Since his arrival to Tate Laboratory of Physics in 1959, physics professor William Zimmermann said the building has seen periodic updates to its labs. Now, it’s in for a total makeover.
The nearly 90-year-old building — which Zimmermann said played host to a number of mice and squirrels as it aged — will see its large-scale renovation this summer.
The new Tate Lab will have 33 renovated teaching labs, three lecture halls, a nearly 80,000-square-foot addition and other updates to modernize the building and bring it up to code. During the two-year renovation, hundreds of researchers, faculty members and classes will relocate among 10 different buildings.
“The building renovation will be very similar to what was done at Northrop [Auditorium] and [the] Education Sciences Building, where we basically scooped out the guts of the building and started over,” said project manager Kevin Ross. “It’s really a complete renovation [with] state-of-the-art classrooms, latest technology, all new finishes.”
After final exams in the building this spring, professors, faculty members and graduate students moved to new buildings. On June 15, workers began removing hazardous materials like asbestos.
Ross said demolition will begin late this summer, once dangerous materials are sufficiently removed. Construction will likely start in November or December, he said.
Ron Poling, head of the School Of Physics And Astronomy, said it was clear the building needed to be completely renovated as far back as 15 years ago.
“We were really limited by the fact that the building’s features were designed almost 100 years ago, and it was hard to update the building to accommodate research
programs,” Poling said. “It was expensive for the University. We’d have to renovate labs one at a time when new professors came in.”
The building’s age sometimes hindered its inhabitants’ work.
Physics graduate student and teaching assistant Mike Crumrine said broken radiators led to hot temperatures in the winter.
“The office across the hall from me, I don’t think, ever had a working radiator in the winter. They had a little chart and put it on the side of the window that showed how far you had to open it to get a certain temperature in the room,” Crumrine said.
Astrophysics graduate student and teaching assistant Chris Nolting said the building’s disconnected fourth-floor wings often confused students.
Since buildings on Northrop Mall are historically designated, the renovation will not alter the front exterior of Tate Lab.
But the back side of the building facing Church Street Southeast will receive a new addition with a wheelchair-accessible entrance that will connect the two wings.
In the process, the old particle accelerator — the giant maroon cylinder dressed with a yellow “M” — will be demolished.
Zimmermann said the particle accelerator was used in nuclear physics research and was one of the earliest in the country.
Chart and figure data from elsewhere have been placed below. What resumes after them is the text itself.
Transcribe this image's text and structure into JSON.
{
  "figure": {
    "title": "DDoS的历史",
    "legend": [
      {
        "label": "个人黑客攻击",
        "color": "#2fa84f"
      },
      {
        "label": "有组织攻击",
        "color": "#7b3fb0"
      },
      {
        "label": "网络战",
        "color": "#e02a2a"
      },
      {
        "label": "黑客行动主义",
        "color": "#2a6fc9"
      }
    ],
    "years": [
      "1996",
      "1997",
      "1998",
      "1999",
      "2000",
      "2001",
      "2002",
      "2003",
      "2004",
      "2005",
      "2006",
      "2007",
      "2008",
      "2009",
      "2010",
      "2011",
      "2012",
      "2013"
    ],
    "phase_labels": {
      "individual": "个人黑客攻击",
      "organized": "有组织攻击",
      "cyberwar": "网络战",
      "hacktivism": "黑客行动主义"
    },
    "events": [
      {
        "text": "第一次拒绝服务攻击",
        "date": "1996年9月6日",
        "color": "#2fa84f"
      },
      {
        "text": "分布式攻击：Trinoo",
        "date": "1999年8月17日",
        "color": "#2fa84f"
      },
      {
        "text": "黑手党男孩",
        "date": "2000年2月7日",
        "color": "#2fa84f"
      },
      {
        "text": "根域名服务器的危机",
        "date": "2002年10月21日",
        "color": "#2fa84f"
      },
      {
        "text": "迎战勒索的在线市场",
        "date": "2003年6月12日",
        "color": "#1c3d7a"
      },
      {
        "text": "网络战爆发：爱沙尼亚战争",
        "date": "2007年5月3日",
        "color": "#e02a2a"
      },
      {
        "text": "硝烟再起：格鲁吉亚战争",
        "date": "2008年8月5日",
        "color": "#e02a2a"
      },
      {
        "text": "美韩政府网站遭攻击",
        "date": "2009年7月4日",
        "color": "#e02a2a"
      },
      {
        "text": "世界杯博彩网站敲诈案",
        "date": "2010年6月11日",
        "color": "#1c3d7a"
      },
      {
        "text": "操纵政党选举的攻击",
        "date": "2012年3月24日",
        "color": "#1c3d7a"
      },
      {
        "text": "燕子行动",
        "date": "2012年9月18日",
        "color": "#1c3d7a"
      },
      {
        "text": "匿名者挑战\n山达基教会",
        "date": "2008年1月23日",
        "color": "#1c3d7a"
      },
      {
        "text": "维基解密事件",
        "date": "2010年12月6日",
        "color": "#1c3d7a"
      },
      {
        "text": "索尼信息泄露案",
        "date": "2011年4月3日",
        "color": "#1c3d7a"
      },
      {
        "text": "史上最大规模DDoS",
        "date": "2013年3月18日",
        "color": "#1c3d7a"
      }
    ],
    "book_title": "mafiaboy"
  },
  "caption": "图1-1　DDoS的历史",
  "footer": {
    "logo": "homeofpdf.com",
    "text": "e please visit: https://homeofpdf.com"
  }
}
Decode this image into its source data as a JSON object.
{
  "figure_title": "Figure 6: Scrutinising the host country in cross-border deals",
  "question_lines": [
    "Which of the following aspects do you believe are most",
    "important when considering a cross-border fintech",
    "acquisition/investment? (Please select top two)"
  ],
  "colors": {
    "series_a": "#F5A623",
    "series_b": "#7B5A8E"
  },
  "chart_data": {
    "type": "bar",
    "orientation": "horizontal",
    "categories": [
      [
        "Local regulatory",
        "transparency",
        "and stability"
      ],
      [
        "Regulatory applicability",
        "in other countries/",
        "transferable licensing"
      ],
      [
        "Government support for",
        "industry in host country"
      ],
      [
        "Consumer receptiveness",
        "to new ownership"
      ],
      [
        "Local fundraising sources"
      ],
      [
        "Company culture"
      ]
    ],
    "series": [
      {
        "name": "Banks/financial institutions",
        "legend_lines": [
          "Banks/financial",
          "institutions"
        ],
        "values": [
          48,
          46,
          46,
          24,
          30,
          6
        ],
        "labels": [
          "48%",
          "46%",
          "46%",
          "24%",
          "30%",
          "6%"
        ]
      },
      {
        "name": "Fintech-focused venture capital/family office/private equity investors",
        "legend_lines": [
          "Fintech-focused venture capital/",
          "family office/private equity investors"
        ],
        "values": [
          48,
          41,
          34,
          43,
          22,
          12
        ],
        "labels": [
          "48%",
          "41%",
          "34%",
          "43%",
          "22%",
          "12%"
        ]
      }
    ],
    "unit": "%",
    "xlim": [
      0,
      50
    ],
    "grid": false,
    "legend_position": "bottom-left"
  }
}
No one has used the machine since the 1960s, he said.
“It kind of became a symbol of the physics building, I guess,” Zimmermann said. “There’s no benefit to preserving it, as far as I know.”
The green observatory on top of the lab, which features a 120-year-old telescope, will get a new atrium.
During the renovation, weekly public observation nights will continue with modern telescopes at a yet-to-be-determined location, said Nolting, who runs the program.
Until fall 2017, astronomy and physics students, researchers and faculty members will work in other buildings, including Appleby Hall and Fraser Hall.
Ross said he aims to keep Church Street open, but the mall area will have sidewalk detours. He said he hopes to minimize disruption during school hours.
“Everyone is kind of in less-than-ideal conditions. No one is super happy right now, but it’s just something you have to deal with because that building did need to be remodeled,” Nolting said.